One of the most anticipated and hotly debated initial public offerings of the year, Groupon’s performance could help grease the skids for other Internet firms — and especially social media companies — that have been waiting to go public amid an extended market slump.

As the second of the “big five” social media companies to go public — after LinkedIn — Groupon could reignite investor interest in consumer Internet companies and pave the way to new riches for valley tech executives and venture capitalists. Zynga is expected to follow suit later this month and Facebook early next year, with Twitter probably waiting until 2013.

 

Groupon began offering daily deals to subscribers in 2008, when founder and CEO Andrew Mason figured out how to use the Internet to crowd-source deals at local merchants. Customers receive daily emails offering a chance to buy discount deals for a range of services and goods, such as meals, massages and backpacks, as long as enough people sign up for the deal. The company then takes a cut of what people pay and gives the rest to the merchant.

The IPO would bring the reportedly cash-poor company $700 million. In July, Groupon had to shelve plans for a $750 million IPO after the Securities & Exchange Commission raised concerns about its accounting practices. The company was forced to dramatically restate its revenues — from $713 million last year to $313 million.

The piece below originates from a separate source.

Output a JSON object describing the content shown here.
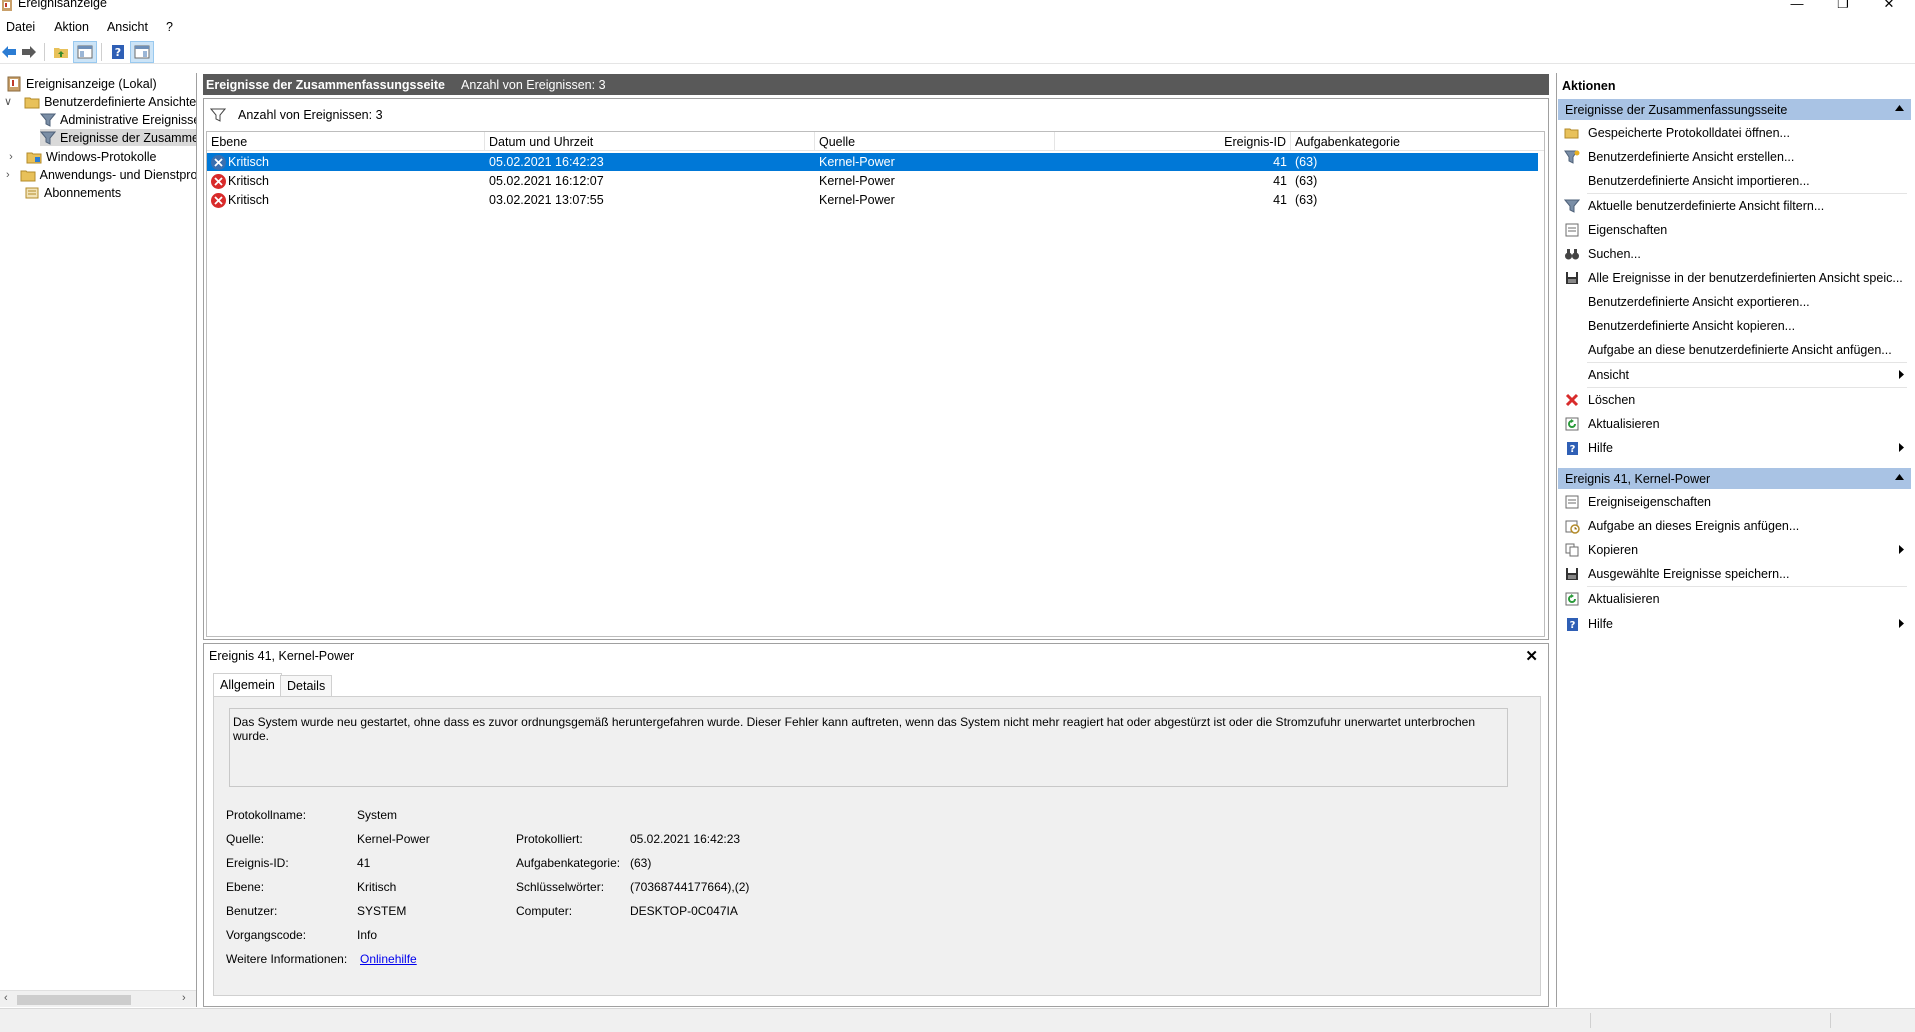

In an updated SEC filing late last month, Groupon said it had narrowed its third-quarter losses to $1.7 million. That was a marked reversal from the first six months of the year, during which the company lost $255 million on revenue of $1.52 billion.

The company now has nearly 143 million subscribers for its daily deals, according to the latest filing, a sevenfold increase from last year. But it is making significantly less revenue per subscriber than earlier this year. After starting in Chicago, it has expanded to 175 markets in North America as well as 45 other countries. Despite its rapid growth, net revenue grew only 10 percent last quarter, compared with more than 112 percent for the year-earlier period.

Observers have worried about the rate at which the company is burning cash to acquire new customers. In the first nine months of this year, Groupon said, it spent $613 million on marketing, compared with less than $90 million in the same period of 2010.

Earlier this year, the company announced that it had closed an eye-popping $950 million funding round from some of the tech industry’s leading investment firms. The vast majority, though, went not into the company’s coffers but to buy out shares held by its co-founders and early investors — whom many critics assailed for pocketing money the company needed to sustain its growth.

Perhaps mindful of that criticism, Groupon insiders did not sell any additional shares of their stock Friday, meaning they will have to wait until after the SEC’s six-month “lockup” period to reap any gains from the IPO.

NEA and Accel, the largest local shareholders of Groupon, appear to be in decent shape — for now, anyway. At the $20 price, NEA’s stake in the company would be worth about $1.8 billion, while Accel’s would tally almost $1 billion. According to estimates by the National Venture Capital Association and Thomson Reuters, the two firms have put $160 million and $170 million, respectively, into Groupon.

It’s less clear what will become of the stakes held by other Silicon Valley venture firms that pumped hundreds of millions into the company in two funding rounds this year. They range from venerable blue-chips Greylock Partners and Kleiner Perkins Caufield & Byers to hotshot newcomers Andreessen Horowitz. (Others who’ve invested heavily in Groupon include Starbucks CEO Howard Schultz, AOL vice chairman Ted Leonsis, Menlo Park private equity giant Silver Lake and Russian investment powerhouse Digital Sky Technologies.)

While it’s unclear what those investors believed the company to be worth in the spring, Groupon when it first filed to go public was talking openly of a $30 billion valuation. At the midpoint of the new price range, it would have a market value of just under $11 billion

Vivek Wadhwa, an entrepreneurship expert at Duke University who’s been an outspoken critic of Groupon’s IPO plans, said he expects the stock would see a big first-day jump.

“This is being orchestrated by the investment bankers,” he said. “They are selling this deal aggressively despite its apparent flaws. My fear is that the people on the inside start selling soon after and the stock drops dramatically after a few months.”

“A successful IPO will be good for the tech industry, but a drop in stock price will be a disaster,” he added. “The public gets burned and shies away from future offerings.”